Participatory research has forever been a significant part of psychology. Researchers have over time immersed themselves in cultures with a desire to understand their behaviors. The effects can be significant – we all know that observation is integral to any true understanding of phenomena, therefore what better way to understand societal or human behavior, than through immersing one’s self in that particular society. The consequences can be great – such as understanding why certain cultures have a predilection for violence (Wilson, 2010). But the problem with participatory research is that at times in group bias can occur – researchers immerse themselves in a group and unfortunately come to sympathize with the group and stop being objective to the detriment of the study and this can of course have ethical complications when they attempt to make changes within the present culture – this is known as Activist research.

Social change research has a bevy of benefits that can extend from the fact that there is a humanist need to better society. There is mass suffering with regard to things such as bullying, domestic violence. Social change research involves being actively involved in research that affects such sort of change (Langhaut.D, 2011).  There was an active study wherein researchers hung out with children to speak to them, immerse themselves in their worlds to understand how they interact, why they behave as they do how their emotions factor into their decisions. From this they can create intervention strategies that can better the lives of students. Such as empowering bullies who are victims of bullying.  They can get into a victims world, understand via key indicators – triggers that make kids hit others and that sort of thing.

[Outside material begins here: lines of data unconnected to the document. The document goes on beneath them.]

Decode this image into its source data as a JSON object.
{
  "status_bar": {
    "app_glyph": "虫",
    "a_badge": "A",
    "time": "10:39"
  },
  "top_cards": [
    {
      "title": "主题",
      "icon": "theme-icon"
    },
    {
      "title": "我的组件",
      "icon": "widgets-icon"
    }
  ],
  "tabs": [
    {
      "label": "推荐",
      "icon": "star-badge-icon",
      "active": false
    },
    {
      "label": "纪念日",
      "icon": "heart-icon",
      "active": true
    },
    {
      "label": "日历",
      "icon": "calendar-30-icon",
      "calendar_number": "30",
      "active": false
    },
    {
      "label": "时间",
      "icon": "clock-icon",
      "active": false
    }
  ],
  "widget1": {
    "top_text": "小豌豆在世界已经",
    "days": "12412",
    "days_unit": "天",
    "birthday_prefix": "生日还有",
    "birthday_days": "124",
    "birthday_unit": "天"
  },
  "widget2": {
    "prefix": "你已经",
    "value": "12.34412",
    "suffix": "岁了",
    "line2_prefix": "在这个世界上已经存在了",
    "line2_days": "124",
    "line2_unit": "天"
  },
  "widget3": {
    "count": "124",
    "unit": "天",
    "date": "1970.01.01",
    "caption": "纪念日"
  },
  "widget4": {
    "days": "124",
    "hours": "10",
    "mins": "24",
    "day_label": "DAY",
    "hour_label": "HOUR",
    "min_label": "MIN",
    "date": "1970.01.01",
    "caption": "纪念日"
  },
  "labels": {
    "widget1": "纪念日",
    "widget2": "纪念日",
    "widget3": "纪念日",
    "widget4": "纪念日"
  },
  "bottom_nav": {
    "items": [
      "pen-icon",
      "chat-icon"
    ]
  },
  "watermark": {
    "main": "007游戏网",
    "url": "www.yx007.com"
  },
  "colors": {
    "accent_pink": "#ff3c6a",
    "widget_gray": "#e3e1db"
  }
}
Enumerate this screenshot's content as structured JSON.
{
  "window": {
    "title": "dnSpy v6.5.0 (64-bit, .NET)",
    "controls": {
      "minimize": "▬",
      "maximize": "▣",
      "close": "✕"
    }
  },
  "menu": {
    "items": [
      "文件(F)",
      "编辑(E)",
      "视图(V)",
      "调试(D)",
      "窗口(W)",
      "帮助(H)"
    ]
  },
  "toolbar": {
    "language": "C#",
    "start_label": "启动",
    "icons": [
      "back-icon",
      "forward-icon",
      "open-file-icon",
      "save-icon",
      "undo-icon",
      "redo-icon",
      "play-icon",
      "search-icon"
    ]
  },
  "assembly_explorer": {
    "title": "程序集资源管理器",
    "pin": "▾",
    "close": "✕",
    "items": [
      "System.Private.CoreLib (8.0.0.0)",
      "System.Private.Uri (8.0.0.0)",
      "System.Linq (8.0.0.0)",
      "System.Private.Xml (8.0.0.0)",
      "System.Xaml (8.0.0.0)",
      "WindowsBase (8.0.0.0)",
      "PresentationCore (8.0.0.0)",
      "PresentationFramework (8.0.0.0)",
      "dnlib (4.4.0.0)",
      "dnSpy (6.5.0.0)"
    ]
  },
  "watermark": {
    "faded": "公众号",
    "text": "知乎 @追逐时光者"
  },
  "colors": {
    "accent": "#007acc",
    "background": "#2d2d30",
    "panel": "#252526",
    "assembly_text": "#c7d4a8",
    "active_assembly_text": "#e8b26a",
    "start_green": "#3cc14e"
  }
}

In 2012 I went to visit my cousins in Zimbabwe – it had been a long time since I’d traveled there. They live in an affluent part of the country and as such, things were generally similar to what I experience in the United States. But I was also supposed to go an visit the more rural parts of the country later on, I’d told my mother that I’d read that there was a part of the country called Binga and it was very culturally backward. There was a missionary group from a local church that was going and they’d organized the entire trip basically.  I remember being absolutely in shock when we reached Binga – a place seemingly forgotten my all manner of modernization. It was a very religious place, girls were still married at 12 years of age per historical practice, and there was no such thing as women’s rights. Being in the midst of such conditions moved something within me, I had a longing to change the way things were, to report what I felt was a gross violation of human rights as girls were being married off to older men. But upon actually interacting with these people, I became aware that this was the established culture – the girls I spoke to seemed happy to be married, they loved their husbands (Although this might have been a show for my benefit). It all seemed rather insidious at first but moved toward innocuous with time. This is an example of in group bias – I started making excuses for their behavior, even though the nation’s laws say that 16 is the age of consent. A parallel can be drawn between my behavior and people who make excuses for child marriage advocates in Nigeria (http://www.icrw.org, 2014).

References

Langhout, R.D. (2011). Facilitating the development of social change agents. Human Development, 54, 339-342.

Wilson, E.O. (2010). On Human Nature. Cambridge, MA: Harvard University Press.